“If that goes wrong, then you end up with the wrong number of chromosomes in the eggs or sperm,” said Neil Hunter, a professor in the Department of Microbiology and Molecular Genetics at the University of California, Davis. “This can result in infertility, miscarriage or the birth of children with genetic diseases.”
In a groundbreaking study published on September 24 in the journal Nature, Hunter’s team unveiled a significant discovery regarding a DNA process that helps prevent these chromosomal errors. The research provides a detailed look at the choreography of proteins that ensure the correct sorting of chromosomes as egg and sperm cells develop and divide.

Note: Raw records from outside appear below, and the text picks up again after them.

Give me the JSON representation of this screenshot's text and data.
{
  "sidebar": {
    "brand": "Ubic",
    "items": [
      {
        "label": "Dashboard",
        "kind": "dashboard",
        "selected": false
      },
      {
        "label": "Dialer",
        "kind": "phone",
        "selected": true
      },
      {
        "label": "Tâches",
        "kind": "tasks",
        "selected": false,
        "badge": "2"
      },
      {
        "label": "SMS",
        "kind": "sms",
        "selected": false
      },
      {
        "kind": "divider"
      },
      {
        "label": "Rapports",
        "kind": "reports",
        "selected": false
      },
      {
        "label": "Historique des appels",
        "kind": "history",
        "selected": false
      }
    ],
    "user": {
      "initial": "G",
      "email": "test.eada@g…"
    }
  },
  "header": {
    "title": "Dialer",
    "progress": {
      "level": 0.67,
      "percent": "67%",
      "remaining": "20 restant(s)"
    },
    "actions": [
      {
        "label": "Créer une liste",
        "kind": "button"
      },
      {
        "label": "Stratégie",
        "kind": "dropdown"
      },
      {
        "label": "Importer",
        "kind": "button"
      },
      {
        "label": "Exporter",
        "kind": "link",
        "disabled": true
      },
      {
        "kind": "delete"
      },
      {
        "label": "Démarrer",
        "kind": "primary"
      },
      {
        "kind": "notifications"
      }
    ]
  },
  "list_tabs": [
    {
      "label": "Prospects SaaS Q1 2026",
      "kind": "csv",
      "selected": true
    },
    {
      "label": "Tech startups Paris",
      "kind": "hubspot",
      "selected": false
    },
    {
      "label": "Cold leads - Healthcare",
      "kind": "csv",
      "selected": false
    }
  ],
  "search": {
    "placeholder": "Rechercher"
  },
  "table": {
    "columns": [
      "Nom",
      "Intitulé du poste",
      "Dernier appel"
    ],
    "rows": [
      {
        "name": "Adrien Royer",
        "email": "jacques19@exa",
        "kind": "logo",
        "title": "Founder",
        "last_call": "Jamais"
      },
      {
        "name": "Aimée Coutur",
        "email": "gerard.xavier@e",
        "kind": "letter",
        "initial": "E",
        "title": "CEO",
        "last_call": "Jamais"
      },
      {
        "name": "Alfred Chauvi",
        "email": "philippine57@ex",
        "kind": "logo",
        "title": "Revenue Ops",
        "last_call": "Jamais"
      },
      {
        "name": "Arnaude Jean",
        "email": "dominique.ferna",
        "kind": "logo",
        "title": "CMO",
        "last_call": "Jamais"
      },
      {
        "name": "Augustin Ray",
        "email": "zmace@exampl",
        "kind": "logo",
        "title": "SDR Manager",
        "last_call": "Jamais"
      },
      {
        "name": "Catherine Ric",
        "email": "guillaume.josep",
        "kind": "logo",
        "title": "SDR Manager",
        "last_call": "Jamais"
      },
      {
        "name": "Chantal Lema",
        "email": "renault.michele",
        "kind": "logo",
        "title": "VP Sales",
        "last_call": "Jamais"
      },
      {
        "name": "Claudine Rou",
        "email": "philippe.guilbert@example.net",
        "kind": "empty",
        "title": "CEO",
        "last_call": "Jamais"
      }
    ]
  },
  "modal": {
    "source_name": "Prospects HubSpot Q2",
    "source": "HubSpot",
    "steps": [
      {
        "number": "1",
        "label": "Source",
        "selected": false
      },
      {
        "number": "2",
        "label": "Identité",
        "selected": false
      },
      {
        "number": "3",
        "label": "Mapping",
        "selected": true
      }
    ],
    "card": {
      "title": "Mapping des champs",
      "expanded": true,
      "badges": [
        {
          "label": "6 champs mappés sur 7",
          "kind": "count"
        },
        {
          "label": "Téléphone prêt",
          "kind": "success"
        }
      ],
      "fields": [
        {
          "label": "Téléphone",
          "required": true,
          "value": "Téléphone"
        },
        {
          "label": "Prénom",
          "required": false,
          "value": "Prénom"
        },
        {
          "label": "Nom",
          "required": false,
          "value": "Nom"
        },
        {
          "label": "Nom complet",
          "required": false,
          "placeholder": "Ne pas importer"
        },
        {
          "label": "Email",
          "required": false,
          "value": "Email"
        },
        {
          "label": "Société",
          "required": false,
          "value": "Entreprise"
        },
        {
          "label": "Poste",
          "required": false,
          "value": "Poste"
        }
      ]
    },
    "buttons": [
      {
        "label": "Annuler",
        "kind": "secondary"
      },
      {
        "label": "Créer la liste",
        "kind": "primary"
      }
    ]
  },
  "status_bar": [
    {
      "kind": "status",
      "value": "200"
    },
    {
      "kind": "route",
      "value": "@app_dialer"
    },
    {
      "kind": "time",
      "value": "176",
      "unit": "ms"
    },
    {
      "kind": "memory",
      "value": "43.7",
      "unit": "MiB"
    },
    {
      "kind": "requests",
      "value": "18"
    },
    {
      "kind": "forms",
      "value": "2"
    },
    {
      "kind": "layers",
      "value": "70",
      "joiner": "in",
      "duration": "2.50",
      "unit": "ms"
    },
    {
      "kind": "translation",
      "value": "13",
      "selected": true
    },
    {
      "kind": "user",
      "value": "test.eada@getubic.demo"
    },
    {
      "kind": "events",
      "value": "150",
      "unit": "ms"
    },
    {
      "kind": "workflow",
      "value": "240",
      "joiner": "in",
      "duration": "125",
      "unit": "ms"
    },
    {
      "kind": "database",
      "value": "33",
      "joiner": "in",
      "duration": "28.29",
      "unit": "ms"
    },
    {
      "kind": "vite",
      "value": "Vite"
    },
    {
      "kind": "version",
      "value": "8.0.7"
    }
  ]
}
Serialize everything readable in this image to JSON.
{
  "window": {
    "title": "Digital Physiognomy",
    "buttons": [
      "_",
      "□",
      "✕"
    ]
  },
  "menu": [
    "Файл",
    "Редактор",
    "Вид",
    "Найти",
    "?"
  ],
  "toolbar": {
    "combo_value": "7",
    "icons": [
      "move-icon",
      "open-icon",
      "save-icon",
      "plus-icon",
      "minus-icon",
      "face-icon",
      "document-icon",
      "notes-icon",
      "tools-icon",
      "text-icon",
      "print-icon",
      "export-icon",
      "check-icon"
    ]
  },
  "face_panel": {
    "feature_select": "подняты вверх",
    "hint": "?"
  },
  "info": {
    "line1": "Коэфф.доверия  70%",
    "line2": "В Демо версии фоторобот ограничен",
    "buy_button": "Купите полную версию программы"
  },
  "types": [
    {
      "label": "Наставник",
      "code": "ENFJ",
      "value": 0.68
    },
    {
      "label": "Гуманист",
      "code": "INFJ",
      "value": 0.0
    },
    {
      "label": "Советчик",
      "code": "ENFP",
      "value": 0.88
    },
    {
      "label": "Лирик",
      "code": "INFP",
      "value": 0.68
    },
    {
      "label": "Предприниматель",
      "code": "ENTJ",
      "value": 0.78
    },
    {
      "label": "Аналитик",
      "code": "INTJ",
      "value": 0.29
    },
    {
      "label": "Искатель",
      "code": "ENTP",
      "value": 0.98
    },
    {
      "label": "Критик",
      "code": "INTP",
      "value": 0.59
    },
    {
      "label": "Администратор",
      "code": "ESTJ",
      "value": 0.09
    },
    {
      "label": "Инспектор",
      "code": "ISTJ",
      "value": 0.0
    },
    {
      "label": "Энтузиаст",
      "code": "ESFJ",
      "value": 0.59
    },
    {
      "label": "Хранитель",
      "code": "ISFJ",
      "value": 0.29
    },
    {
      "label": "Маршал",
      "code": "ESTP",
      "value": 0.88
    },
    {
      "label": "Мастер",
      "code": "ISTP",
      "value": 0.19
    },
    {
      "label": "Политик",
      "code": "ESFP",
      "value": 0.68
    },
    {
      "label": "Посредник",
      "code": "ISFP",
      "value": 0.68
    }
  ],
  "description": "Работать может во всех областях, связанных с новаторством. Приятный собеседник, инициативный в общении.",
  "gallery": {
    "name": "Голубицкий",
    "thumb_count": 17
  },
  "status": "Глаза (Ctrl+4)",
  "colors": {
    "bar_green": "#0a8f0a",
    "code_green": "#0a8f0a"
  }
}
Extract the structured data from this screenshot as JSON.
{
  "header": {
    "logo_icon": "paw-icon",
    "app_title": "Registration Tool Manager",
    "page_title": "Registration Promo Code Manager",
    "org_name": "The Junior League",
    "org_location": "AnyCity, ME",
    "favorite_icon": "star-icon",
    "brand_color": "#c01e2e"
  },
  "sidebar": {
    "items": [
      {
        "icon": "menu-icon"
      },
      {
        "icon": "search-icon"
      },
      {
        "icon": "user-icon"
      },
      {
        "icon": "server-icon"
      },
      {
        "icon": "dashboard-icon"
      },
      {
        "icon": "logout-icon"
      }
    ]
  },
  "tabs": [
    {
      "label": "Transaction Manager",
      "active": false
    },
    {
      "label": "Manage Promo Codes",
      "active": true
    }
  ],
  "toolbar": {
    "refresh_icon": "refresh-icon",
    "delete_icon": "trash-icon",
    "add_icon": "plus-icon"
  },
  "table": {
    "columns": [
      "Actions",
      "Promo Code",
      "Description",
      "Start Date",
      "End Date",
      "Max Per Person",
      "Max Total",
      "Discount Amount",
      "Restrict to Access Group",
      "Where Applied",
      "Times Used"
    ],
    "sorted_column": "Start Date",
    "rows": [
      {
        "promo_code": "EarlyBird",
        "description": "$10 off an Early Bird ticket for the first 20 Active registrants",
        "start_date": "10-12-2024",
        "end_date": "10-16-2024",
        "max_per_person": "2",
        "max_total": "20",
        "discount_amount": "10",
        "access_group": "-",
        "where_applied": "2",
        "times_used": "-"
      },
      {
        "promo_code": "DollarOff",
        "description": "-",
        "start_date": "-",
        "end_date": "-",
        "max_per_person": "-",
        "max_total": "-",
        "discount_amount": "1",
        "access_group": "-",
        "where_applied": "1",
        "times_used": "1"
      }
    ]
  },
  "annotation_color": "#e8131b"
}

Understanding Chromosome Crossovers
Humans possess 46 chromosomes in each cell, organized into 23 pairs of homologous chromosomes. Early in the development of sperm or egg cells, these chromosome pairs align, allowing the parental chromosomes to break and rejoin, a process known as “crossovers.” These crossovers serve two critical functions: they ensure genetic diversity by mixing genes from both parents and maintain connections between chromosome pairs, guiding their distribution during cell division.
According to Hunter, maintaining crossover connections is particularly crucial in females. During the development of egg cells, these connections are formed and then held in a state of suspended animation until ovulation, sometimes for decades. “Maintaining the crossover connections over many years is a major challenge for immature egg cells,” Hunter noted.
“If chromosome pairs aren’t connected by at least one crossover, they can lose contact with each other, like two people separated in a jostling crowd.”
This disconnection can lead to incorrect segregation during cell division, resulting in egg cells with extra or missing chromosomes. Such errors can cause infertility, miscarriages, or genetic conditions like Down syndrome, characterized by an extra copy of chromosome 21.
From Yeast to Human Implications
Hunter’s research, conducted using budding yeast, a model organism, has provided unprecedented insights into the molecular events of chromosome recombination. By employing genetic engineering techniques, the team was able to observe these processes with remarkable detail. “The chromosome structures that we studied have changed very little across evolution,” Hunter explained, emphasizing the relevance of these findings to human biology.
The research identified dozens of proteins involved in the formation of double-Holliday junctions, critical structures in crossover formation. Using “real-time genetics,” Hunter and his team could manipulate and observe these proteins’ roles, revealing a complex network that ensures crossovers are properly formed. Key among these proteins is cohesin, which prevents premature dismantling of the junctions by an enzyme complex known as STR in yeast, or Bloom in humans.
“They protect the double Holliday junction,” Hunter said. “That is a key discovery.”
Implications for Fertility Treatments
This discovery has significant implications for understanding and potentially treating fertility issues in humans. The failure to protect double-Holliday junctions may be a contributing factor to reproductive problems. The research, supported by the National Institutes of Health and other prestigious institutions, highlights the potential for new diagnostic and therapeutic strategies in human fertility.
The study also underscores the collaborative efforts of the scientific community, with contributions from postdoctoral researchers and undergraduate students at UC Davis. The work utilized advanced facilities at the university, including the Proteomics Core Facility and the Comprehensive Cancer Center.
As researchers continue to unravel the complexities of chromosome behavior, Hunter’s findings pave the way for future breakthroughs in genetics and fertility. The study not only enhances our understanding of fundamental biological processes but also offers hope for addressing some of the most challenging reproductive issues faced today.